I have gone on at length about the plot of Piatigorsky’s
play because it is so complicated. But the structure is also abetted by a
number of unique theatrical conceits, not least the double- and triple-casting
of parts. This gives, as Dunn commented in a wonderfully generous presentation
to my Introduction to Drama class (where we’re studying the play), each of the
actors a satisfyingly complex composite character arc, in which parallels
between different roles add thematic resonance and symbolic texture to the play
more generally. But it is tricky to at once suggest connections between different
characters played by the same actor and ensure that each character is
sufficiently distinguished in audience members’ minds. Happily, the entire cast
is up to the challenge. Then, too, there are the quasi-omniscient narrative
asides to the audience, also undertaken by all of the actors at different
points in the play, and also helping to problematize the idea of single
authorship. These could easily have become clichéd conspiratorial winks, but
the actors wisely vary their deliveries depending on the specific content of
the message they’re relaying to us, and their own conception of their authority
or vulnerability at that moment. All of this is further enhanced by Dunn’s
choice to use a thrust stage, with the outs to the audience thus occurring to
three different sides of the theatre space.

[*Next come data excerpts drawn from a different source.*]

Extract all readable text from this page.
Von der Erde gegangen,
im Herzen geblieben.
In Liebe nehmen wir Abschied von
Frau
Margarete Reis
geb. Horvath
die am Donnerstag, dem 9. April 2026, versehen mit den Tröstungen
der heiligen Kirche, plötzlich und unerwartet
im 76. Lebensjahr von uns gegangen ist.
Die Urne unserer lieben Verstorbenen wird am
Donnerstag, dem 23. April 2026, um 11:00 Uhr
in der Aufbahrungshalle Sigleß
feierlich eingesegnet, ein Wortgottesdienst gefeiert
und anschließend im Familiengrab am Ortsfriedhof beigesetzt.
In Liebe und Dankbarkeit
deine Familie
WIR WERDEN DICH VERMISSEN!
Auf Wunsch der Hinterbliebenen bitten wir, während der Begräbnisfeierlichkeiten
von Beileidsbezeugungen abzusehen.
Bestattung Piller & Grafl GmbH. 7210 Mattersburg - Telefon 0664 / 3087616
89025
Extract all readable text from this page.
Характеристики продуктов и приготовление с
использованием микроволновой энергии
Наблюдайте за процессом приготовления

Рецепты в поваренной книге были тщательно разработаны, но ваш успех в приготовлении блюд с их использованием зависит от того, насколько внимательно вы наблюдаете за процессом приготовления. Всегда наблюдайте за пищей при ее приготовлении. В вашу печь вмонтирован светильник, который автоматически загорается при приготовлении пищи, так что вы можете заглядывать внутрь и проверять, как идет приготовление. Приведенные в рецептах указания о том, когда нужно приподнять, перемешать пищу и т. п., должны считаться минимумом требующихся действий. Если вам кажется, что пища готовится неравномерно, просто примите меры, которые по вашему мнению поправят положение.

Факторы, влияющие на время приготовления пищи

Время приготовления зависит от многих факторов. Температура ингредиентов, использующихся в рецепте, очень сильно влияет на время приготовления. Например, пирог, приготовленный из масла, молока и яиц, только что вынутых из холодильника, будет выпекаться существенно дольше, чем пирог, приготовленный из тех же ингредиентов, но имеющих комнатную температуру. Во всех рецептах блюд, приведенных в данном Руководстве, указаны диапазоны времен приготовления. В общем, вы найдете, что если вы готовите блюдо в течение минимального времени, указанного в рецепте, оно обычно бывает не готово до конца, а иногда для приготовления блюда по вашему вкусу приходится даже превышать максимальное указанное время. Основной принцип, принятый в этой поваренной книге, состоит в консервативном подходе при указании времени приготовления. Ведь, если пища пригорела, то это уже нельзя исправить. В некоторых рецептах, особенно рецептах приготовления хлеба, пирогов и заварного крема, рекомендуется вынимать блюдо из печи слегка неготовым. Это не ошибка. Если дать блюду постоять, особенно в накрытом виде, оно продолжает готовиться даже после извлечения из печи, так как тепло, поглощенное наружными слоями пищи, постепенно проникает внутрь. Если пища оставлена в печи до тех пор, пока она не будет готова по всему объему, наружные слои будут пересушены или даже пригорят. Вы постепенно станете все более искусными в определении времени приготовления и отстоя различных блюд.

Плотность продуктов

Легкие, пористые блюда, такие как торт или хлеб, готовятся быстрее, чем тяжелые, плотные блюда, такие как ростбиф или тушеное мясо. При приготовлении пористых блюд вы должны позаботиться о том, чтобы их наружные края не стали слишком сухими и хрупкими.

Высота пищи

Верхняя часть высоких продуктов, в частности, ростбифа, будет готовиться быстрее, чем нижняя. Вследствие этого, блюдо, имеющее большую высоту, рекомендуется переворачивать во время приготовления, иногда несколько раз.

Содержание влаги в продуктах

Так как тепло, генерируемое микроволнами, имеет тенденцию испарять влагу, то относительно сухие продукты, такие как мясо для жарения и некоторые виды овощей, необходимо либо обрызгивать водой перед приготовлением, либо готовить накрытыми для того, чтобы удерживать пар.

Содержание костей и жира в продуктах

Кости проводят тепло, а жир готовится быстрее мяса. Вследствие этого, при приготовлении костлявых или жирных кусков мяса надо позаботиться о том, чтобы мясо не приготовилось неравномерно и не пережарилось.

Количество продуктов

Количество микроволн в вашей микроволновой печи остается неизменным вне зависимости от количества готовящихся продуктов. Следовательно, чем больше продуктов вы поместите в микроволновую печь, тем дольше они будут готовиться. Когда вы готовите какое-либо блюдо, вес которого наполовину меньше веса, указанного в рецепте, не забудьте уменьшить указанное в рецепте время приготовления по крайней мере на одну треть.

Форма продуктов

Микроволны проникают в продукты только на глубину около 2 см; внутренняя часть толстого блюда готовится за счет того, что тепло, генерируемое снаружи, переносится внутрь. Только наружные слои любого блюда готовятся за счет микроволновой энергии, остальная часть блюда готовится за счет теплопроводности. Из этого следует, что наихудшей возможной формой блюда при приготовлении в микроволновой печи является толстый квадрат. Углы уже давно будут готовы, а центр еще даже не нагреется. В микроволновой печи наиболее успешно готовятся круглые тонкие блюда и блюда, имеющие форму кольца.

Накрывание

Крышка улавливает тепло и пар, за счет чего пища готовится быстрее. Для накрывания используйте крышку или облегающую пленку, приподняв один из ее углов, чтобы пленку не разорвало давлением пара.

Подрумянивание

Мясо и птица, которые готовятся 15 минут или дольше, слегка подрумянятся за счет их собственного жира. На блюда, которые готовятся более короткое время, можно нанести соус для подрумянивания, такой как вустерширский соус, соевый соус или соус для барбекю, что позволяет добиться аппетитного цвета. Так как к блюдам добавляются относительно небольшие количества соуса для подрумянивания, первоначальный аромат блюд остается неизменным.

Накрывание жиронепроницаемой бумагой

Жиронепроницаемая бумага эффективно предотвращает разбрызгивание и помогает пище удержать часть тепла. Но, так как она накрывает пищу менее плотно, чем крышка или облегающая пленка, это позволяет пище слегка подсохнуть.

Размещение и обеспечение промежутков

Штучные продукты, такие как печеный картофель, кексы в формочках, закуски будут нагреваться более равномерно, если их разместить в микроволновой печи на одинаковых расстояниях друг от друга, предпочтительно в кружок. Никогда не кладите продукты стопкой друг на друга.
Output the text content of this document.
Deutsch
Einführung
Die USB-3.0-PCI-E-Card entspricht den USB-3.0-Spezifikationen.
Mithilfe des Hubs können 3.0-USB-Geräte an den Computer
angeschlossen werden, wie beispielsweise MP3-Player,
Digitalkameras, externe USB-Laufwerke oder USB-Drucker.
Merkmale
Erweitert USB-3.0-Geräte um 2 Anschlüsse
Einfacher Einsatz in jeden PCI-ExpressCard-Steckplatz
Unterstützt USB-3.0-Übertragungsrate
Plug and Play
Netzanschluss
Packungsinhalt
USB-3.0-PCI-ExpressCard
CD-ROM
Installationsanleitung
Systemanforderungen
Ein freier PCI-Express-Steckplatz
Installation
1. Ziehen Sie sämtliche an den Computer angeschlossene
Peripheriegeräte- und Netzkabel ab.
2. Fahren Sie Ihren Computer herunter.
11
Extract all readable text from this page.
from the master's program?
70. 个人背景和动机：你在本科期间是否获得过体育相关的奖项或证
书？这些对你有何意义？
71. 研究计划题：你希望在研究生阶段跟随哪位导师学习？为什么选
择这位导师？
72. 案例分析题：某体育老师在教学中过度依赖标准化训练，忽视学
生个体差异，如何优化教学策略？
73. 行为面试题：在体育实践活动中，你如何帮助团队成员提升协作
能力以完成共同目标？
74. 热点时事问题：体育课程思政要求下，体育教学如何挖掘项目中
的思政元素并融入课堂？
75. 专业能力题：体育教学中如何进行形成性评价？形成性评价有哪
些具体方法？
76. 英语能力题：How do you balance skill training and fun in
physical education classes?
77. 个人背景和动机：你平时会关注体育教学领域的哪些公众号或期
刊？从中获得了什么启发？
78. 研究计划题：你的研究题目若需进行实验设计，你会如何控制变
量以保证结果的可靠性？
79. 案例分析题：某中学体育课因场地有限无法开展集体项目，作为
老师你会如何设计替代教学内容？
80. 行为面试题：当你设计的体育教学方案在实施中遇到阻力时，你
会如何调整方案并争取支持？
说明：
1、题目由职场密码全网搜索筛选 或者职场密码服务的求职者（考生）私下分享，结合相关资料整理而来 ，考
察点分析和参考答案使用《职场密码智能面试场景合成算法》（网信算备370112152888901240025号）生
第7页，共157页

There is much more I could say about this gorgeous
production, including David Roberts’ amazing all-wood set, with its hidden
drawers and cubby-holes that are opened at different moments by the actors to
reveal crucial objects and icons. The sound design by Owen Belton is a rich mix
of period music and an original electronic score that Dunn suggested to my
class was like an impossible knot slowly being untangled. As apt a metaphor as
any for Dunn’s own incredibly patient and intelligent approach to the hidden
depths of this play—and to our experience in watching the results.